Mixed and mastered by Eike Freese. Released Friday 27 May 2022
For fans of Annihilator, Traitor, Overkill
When Rezet’s most recent album Truth in Between (2021) effectively turned out to be a commercial nonstarter due to Covid-19, Schleswig’s (Germany) finest in thrash quickly had to separate the wheat from the chaff… albeit not so much voluntarily as out of necessity. After amicably separating from guitarist Heiko Musolf and bass player Bjarne Otto, main composer, guitarist and singer Ricky Wagner shortly wondered whether he should put the band to rest.
Instead, opting for a no-compromise and do-it-yourself approach by continuing Rezet without label-support, this resolve triggered a burst of creativity resulting in New World Murder, a four-track EP which both revisits the group’s roots as well as points towards a brighter future. Wagner and drummer Bastian “attt” Santen recruited bassist Lorenz Kandolf and second guitarist Jan-Erik Fischer to self-record three new songs as well as a flamboyant cover of Deep Purple’s proto metal classic “Fireball” (track 4).
And it is for releases exactly like this that I love this 195 metal CDs project. For a moment, this EP transported me back to a half-decorated bedroom in the Scottish Borders in the mid-to late-80s covered with Queen and metal posters, staying up late on a Friday night to listen to Tommy Vance‘s Friday Rock Show on BBC Radio 1. The days before the world wide web and smartphones, unable to access whatever you want, whenever you want. I needed to satisfy my thirst for new metal and broaden my education through weekly magazines like Kerrang! and Raw!, monthly releases of Metal Hammer and Metal Forces, TV broadcasts like Noisy Mothers and Raw Power, but the holy grail of them all was the gravelly voiced guru of metal Tommy Vance. I got into so many new bands through that show—Candlemass, Pantera, Sepultura.
Opening track “The devil’s bride” (track 1) has the same energy and excitement as those early Bay Area thrash releases. “Alien noises” (track 2) has a satisfying gallop and vocals spat out like those early Kreator records. It has a definite ‘teutonic thrash’ vibe. Another reason to love this track, “Alien Noises” features guest vocals by Schmier, frontman of German thrash pioneers Destruction. This track will grace the soundtrack of the movie Total Thrash.
And like a perfect three-course meal ‘Dead end walking (track 3) gives us a different flavour.

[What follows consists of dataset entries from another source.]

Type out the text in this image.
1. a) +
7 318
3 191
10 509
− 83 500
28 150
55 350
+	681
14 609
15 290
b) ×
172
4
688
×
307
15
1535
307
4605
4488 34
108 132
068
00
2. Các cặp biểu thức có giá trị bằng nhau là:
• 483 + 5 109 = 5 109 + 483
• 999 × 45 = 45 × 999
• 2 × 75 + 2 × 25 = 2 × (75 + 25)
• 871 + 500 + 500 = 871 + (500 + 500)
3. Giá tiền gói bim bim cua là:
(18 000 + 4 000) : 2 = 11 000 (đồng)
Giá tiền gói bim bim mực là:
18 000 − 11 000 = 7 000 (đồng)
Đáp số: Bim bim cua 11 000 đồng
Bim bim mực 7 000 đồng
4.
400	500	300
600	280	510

Within the first minute the tempo has changed multiple times from gentle gallop to full-out thrash and back again, before a whining guitar solo introduces the vocals.
The outlier on this release is the over of Deep Purple’s “Fireball”, the opening track from their 1971 album of the same name. It’s hard to know what they were trying to achieve here—other than that they enjoyed the track. I’m not sure it adds terribly much to the EP, to be honest. I would have preferred another original track—even a reworking of a previous release. If the idea was to reinvent the band, how better than to give an old track new life, and drive some listeners to explore their back-catalogue? Anyway…

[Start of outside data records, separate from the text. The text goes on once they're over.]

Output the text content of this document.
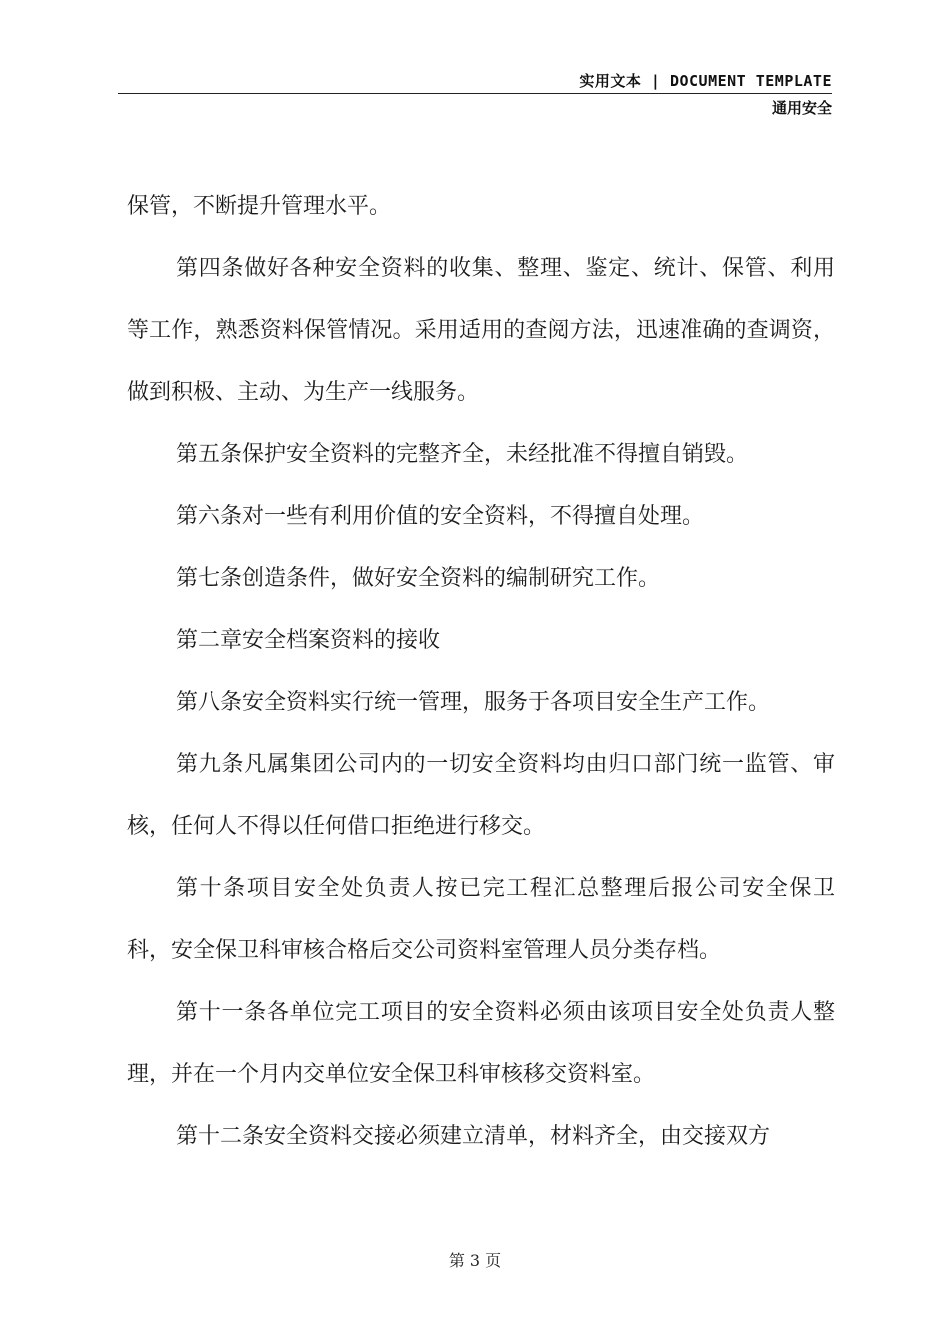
实用文本 | DOCUMENT TEMPLATE
通用安全

保管，不断提升管理水平。

第四条做好各种安全资料的收集、整理、鉴定、统计、保管、利用等工作，熟悉资料保管情况。采用适用的查阅方法，迅速准确的查调资，做到积极、主动、为生产一线服务。

第五条保护安全资料的完整齐全，未经批准不得擅自销毁。

第六条对一些有利用价值的安全资料，不得擅自处理。

第七条创造条件，做好安全资料的编制研究工作。

第二章安全档案资料的接收

第八条安全资料实行统一管理，服务于各项目安全生产工作。

第九条凡属集团公司内的一切安全资料均由归口部门统一监管、审核，任何人不得以任何借口拒绝进行移交。

第十条项目安全处负责人按已完工程汇总整理后报公司安全保卫科，安全保卫科审核合格后交公司资料室管理人员分类存档。

第十一条各单位完工项目的安全资料必须由该项目安全处负责人整理，并在一个月内交单位安全保卫科审核移交资料室。

第十二条安全资料交接必须建立清单，材料齐全，由交接双方

第 3 页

All in all this is a good EP—it connects with the past and points to the future. This EP reaches back to the roots of 80s thrash but as more than just a tribute, this feels fresh and exciting today. I’d be keen to hear where Rezet take things next.
Review score: 85%
MDPR contacted me inviting me to preview Rezet forthcoming album, which I was delighted about. I have no connections to either MDPR or Rezet. I’m not being paid to review this. But I did get a free digital copy of the album to review which is pretty cool. Many thanks to Zach from MDPR, and to Rezet for continuing to create fresh, exciting thrash.